En résumé, qu’elles se veuillent génériques ou qu’elles aient été développées pour un problème spécifique, il nous semble clair qu’il existe deux grandes familles d’approches : il y a d’abord (1) les approches basées sur la communication et la négociation et (2) celles basées sur l’algorithmie et le calcul. Au tableau 3.1, nous présentons les principales caractéristiques de ces deux familles. La plupart des méthodes peuvent être classées selon l’une de ces familles, bien que certaines possèdent des caractéristiques de chacune d’elles.

Nous verrons plus loin que la plupart des méthodes utilisées en pratique pour le problème de coordination de la production s’inscrivent dans le cadre de la première approche. Par contre, la seconde catégorie a l’avantage de promettre des solutions de meilleures qualités. Cependant il y a une difficulté apparente avec ces méthodes à

capturer la nature hiérarchique du problème.
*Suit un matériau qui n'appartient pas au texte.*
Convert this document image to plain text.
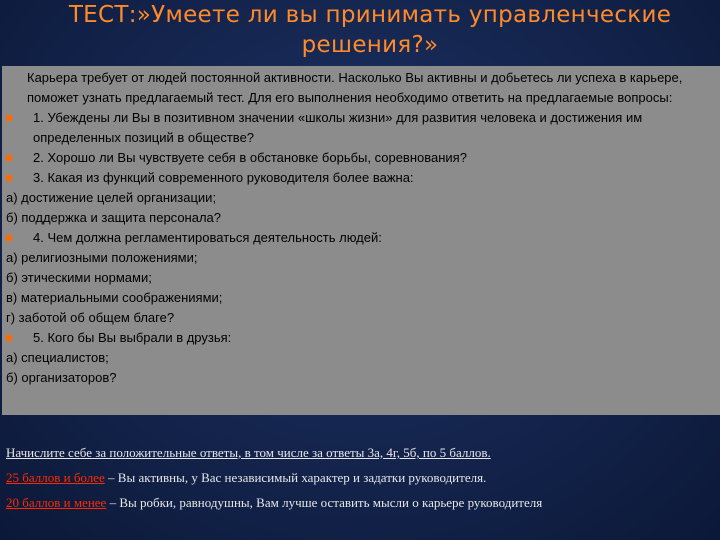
ТЕСТ:»Умеете ли вы принимать управленческие
решения?»

Карьера требует от людей постоянной активности. Насколько Вы активны и добьетесь ли успеха в карьере, поможет узнать предлагаемый тест. Для его выполнения необходимо ответить на предлагаемые вопросы:

1. Убеждены ли Вы в позитивном значении «школы жизни» для развития человека и достижения им определенных позиций в обществе?

2. Хорошо ли Вы чувствуете себя в обстановке борьбы, соревнования?

3. Какая из функций современного руководителя более важна:

а) достижение целей организации;

б) поддержка и защита персонала?

4. Чем должна регламентироваться деятельность людей:

а) религиозными положениями;

б) этическими нормами;

в) материальными соображениями;

г) заботой об общем благе?

5. Кого бы Вы выбрали в друзья:

а) специалистов;

б) организаторов?

Начислите себе за положительные ответы, в том числе за ответы 3а, 4г, 5б, по 5 баллов.
25 баллов и более – Вы активны, у Вас независимый характер и задатки руководителя.
20 баллов и менее – Вы робки, равнодушны, Вам лучше оставить мысли о карьере руководителя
Les prochaines sections décrivent ces deux approches avec davantage de détails.

Tableau 3.1. Approches exploitées par les méthodes d’optimisation distribuées.

(1) Approches basées sur la communication / négociation

(2) Approches basées sur l’algorithmie et le calcul

Source d’inspiration pour la création d’une nouvelle méthode

Inspirée des réseaux d’entreprises et/ou des réseaux d’humains, de la façon qu’ils ont de se coordonner.

Souvent basée sur un algorithme d’optimisation centralisé existant.

Conception d’une nouvelle méthode

Identification des objets échangés par les partenaires;

Rôle des agents;

Formalisation du protocole d’interaction.

Spécification de l’algorithme et d’un formalisme pour la description du problème;

Distribution des fonctionnalités entre les agents;

Identification des objets échangés.

Nature des objets échangés entre les agents

Les objets échangés ont un sens du point de vue des affaires

(ex : passage d’une commande).

Les objets échangés ont un sens du point de vue algorithmique / mathématique, mais pas

nécessairement du point de vue des affaires

(ex : échange de coefficients lagrangiens).

Domaine d’application de la nouvelle méthode

Généralement spécifique à un domaine d’application.

Générique, pour peu que le problème puisse être modélisé à l’aide du formalisme décrit par la méthode.

Exactitude de la méthode

Généralement une heuristique. Généralement exacte.